Readers familiar with public sector procurement will know that, for an organisation to buy anything, from services to equipment, both the supplier and product must either go through an extensive tendering process (an open competition, often lasting many months) or be on a ‘Framework’. A framework is, in essence, the government’s equivalent of an Approved Supplier list. As such the first step in making any change to how or what the public sector buys, typically begins with a Framework. The first indications of a possible major shift in this area came in 2018 when ESPO, one of the largest ‘framework managers’, announced that they were seeking to approve a handful of companies to provide ‘talent pool technology’ to councils across the country. 5 software companies were approved in mid-2019. YPO and various others followed suit, covering schools, universities, housing authorities and more. And in 2020, one company was appointed by a collaboration of London councils to supply ‘talent pooling technology’ in the capital. But things move slowly in the public sector and whilst change is afoot, there has been no reason - until now - to believe that we would see any kind of sudden shift; perhaps in another half decade we would see real change across the board. 

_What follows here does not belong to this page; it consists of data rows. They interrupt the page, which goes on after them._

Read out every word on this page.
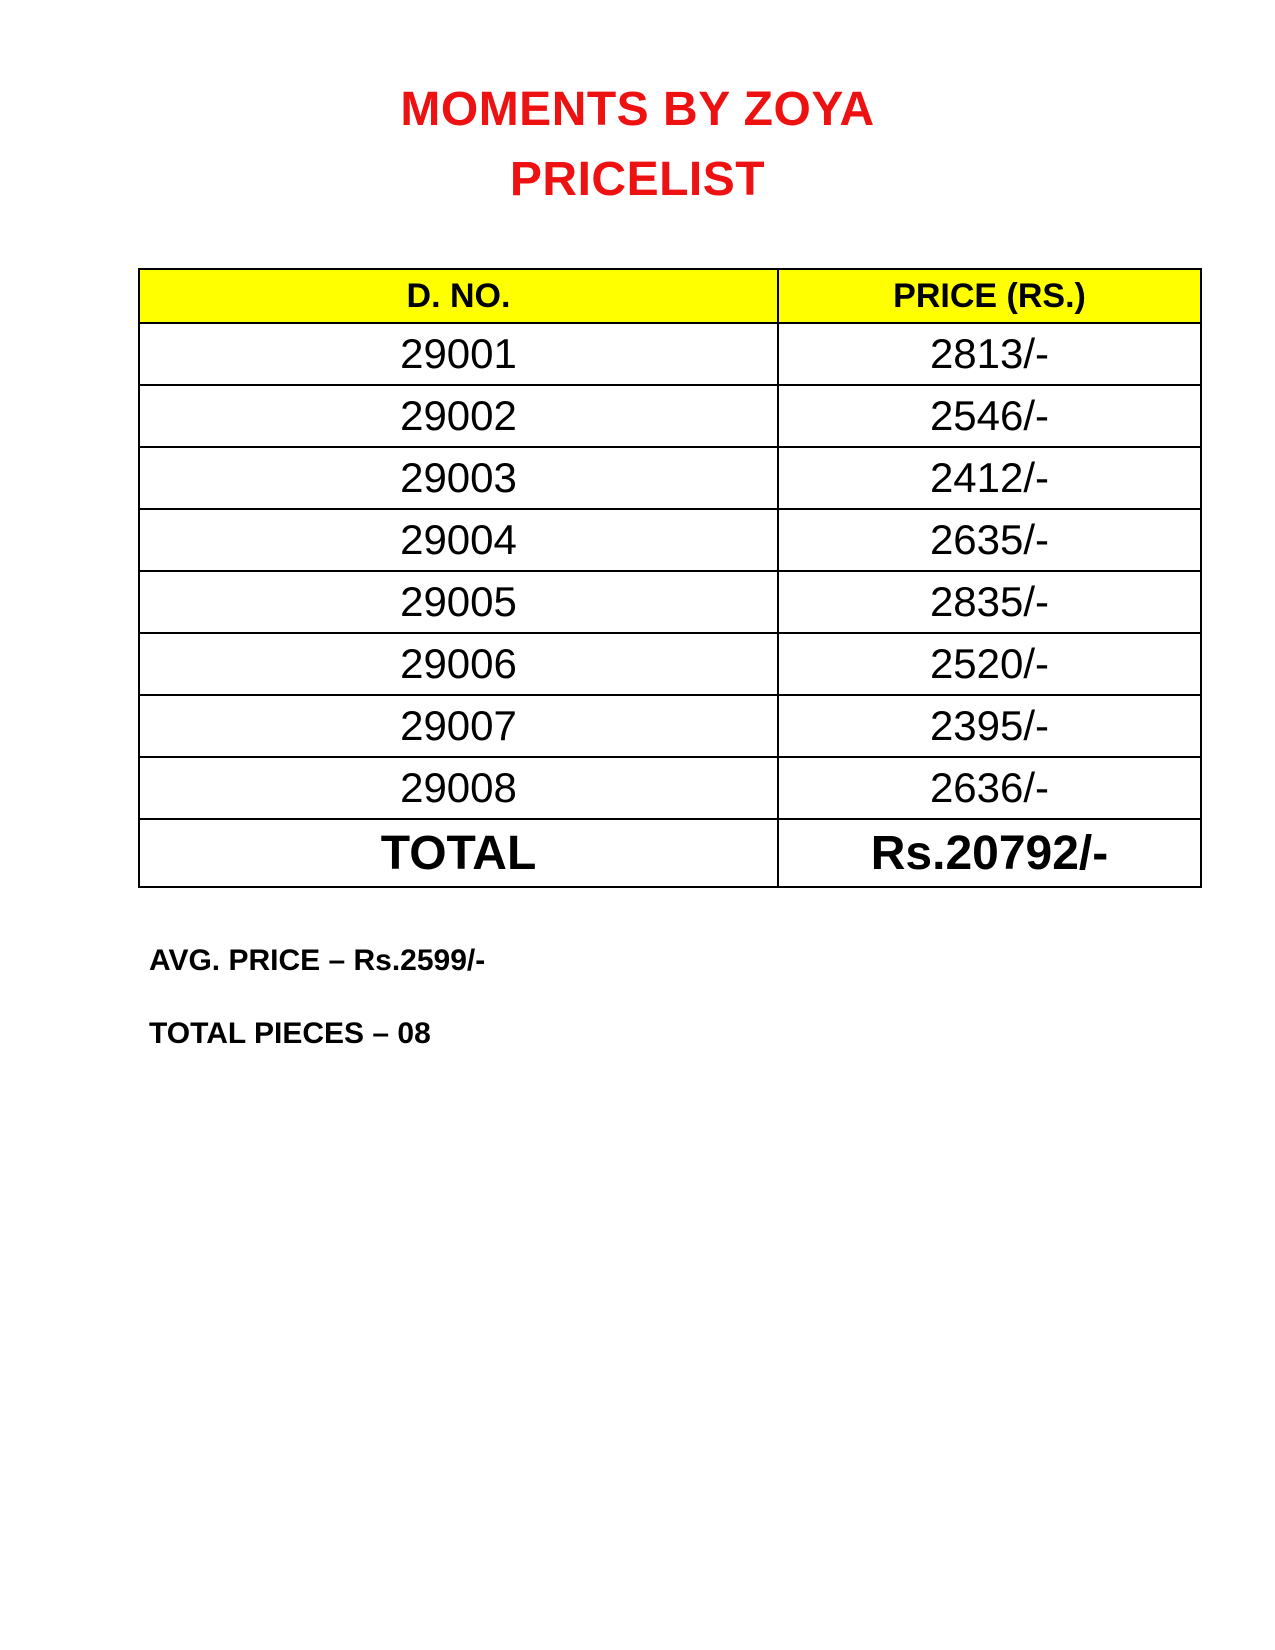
MOMENTS BY ZOYA
PRICELIST
D. NO.	PRICE (RS.)
29001	2813/-
29002	2546/-
29003	2412/-
29004	2635/-
29005	2835/-
29006	2520/-
29007	2395/-
29008	2636/-
TOTAL	Rs.20792/-
AVG. PRICE – Rs.2599/-
TOTAL PIECES – 08
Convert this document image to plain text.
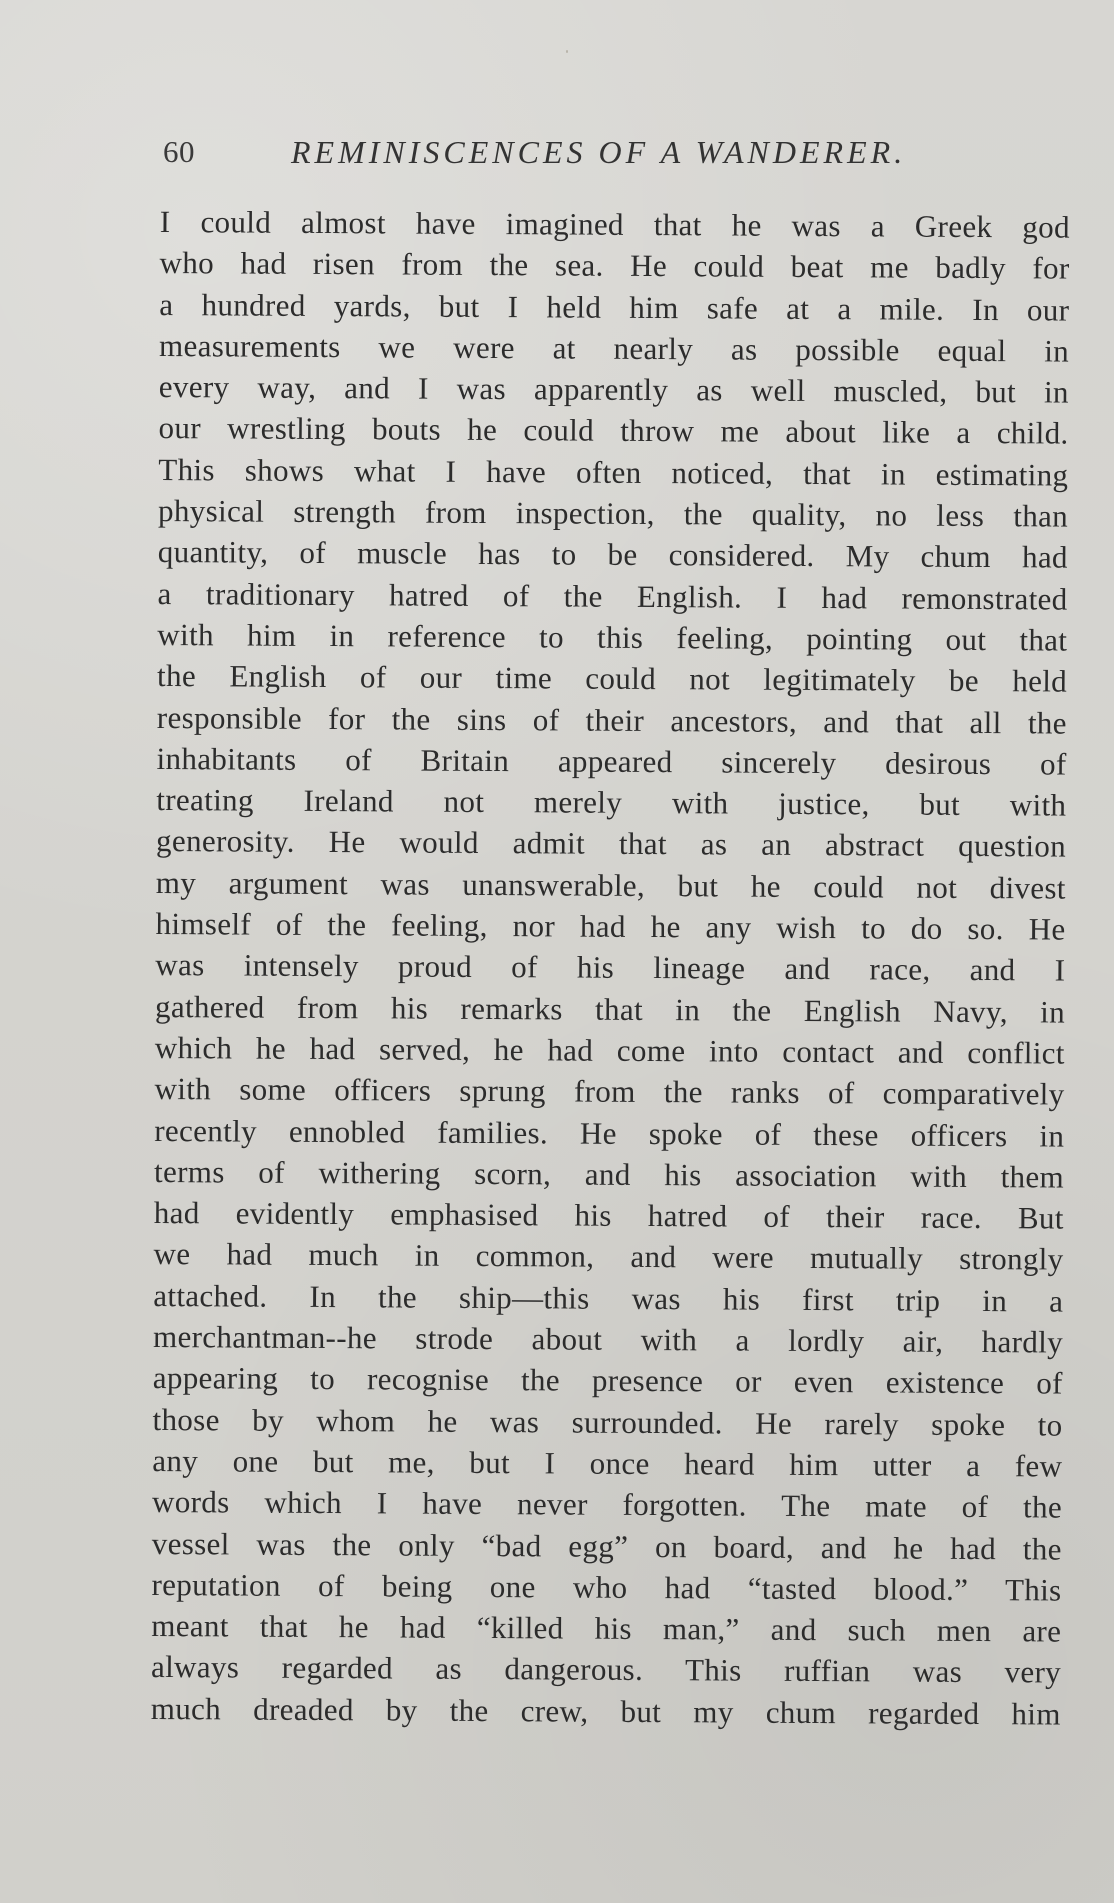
60	REMINISCENCES OF A WANDERER.
I could almost have imagined that he was a Greek god
who had risen from the sea. He could beat me badly for
a hundred yards, but I held him safe at a mile. In our
measurements we were at nearly as possible equal in
every way, and I was apparently as well muscled, but in
our wrestling bouts he could throw me about like a child.
This shows what I have often noticed, that in estimating
physical strength from inspection, the quality, no less than
quantity, of muscle has to be considered. My chum had
a traditionary hatred of the English. I had remonstrated
with him in reference to this feeling, pointing out that
the English of our time could not legitimately be held
responsible for the sins of their ancestors, and that all the
inhabitants of Britain appeared sincerely desirous of
treating Ireland not merely with justice, but with
generosity. He would admit that as an abstract question
my argument was unanswerable, but he could not divest
himself of the feeling, nor had he any wish to do so. He
was intensely proud of his lineage and race, and I
gathered from his remarks that in the English Navy, in
which he had served, he had come into contact and conflict
with some officers sprung from the ranks of comparatively
recently ennobled families. He spoke of these officers in
terms of withering scorn, and his association with them
had evidently emphasised his hatred of their race. But
we had much in common, and were mutually strongly
attached. In the ship—this was his first trip in a
merchantman--he strode about with a lordly air, hardly
appearing to recognise the presence or even existence of
those by whom he was surrounded. He rarely spoke to
any one but me, but I once heard him utter a few
words which I have never forgotten. The mate of the
vessel was the only “bad egg” on board, and he had the
reputation of being one who had “tasted blood.” This
meant that he had “killed his man,” and such men are
always regarded as dangerous. This ruffian was very
much dreaded by the crew, but my chum regarded him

COVID-19 crisis will create the impetus for the move towards Recruitment Independence

However, it seems very likely now that the COVID-19 crisis will create the impetus for the move towards Recruitment Independence which is so desperately needed. Three things are happening which will make the need to move away from the status quo overwhelming. The first is the inevitable forthcoming pressure on public expenditure; ultimately, this is all about money and it is very probable that cash will be in short supply across the public sector by the end of this year; senior management will be looking to cut their spend wherever they can. Fees paid to recruiters to find workers who they already have performance reports for will surely come high on the ‘to cut’ list. The second will be the likely impact on supply and demand dynamics in the sector; in a high employment market, many roles become ‘hard to fill’, meaning that specialist recruiters are called upon to fill niche positions. With lower employment - a probable result of the current recession - the number of applications per role will increase and the ‘hard to fill’ claim will become far less credible. Reliance on recruiters will decline creating the space for talent pooling to be adopted. The third is simply that change is easier in an environment of wider and dramatic flux; in the context of massive restructuring of organisations public and private, and huge advances in how and where we all work, moving away from a model we have relied upon since the 1990s to staff our public services will suddenly seem far less scary.

The agencies will, of course, resist the change move towards Recruitment Independence so will many within the public sector (both actively and passively). But the tide is changing and it may be too much to resist. Agencies will be forced to specialise or change their model to support the building up of talent pools. Some, inevitably, will go out of business; thankfully, with recruitment widely recognised as great training for a career in sales, staff will be well positioned to find a job elsewhere. And we may see fewer headlines on the scandalous public expenditure on recruitment agency fees.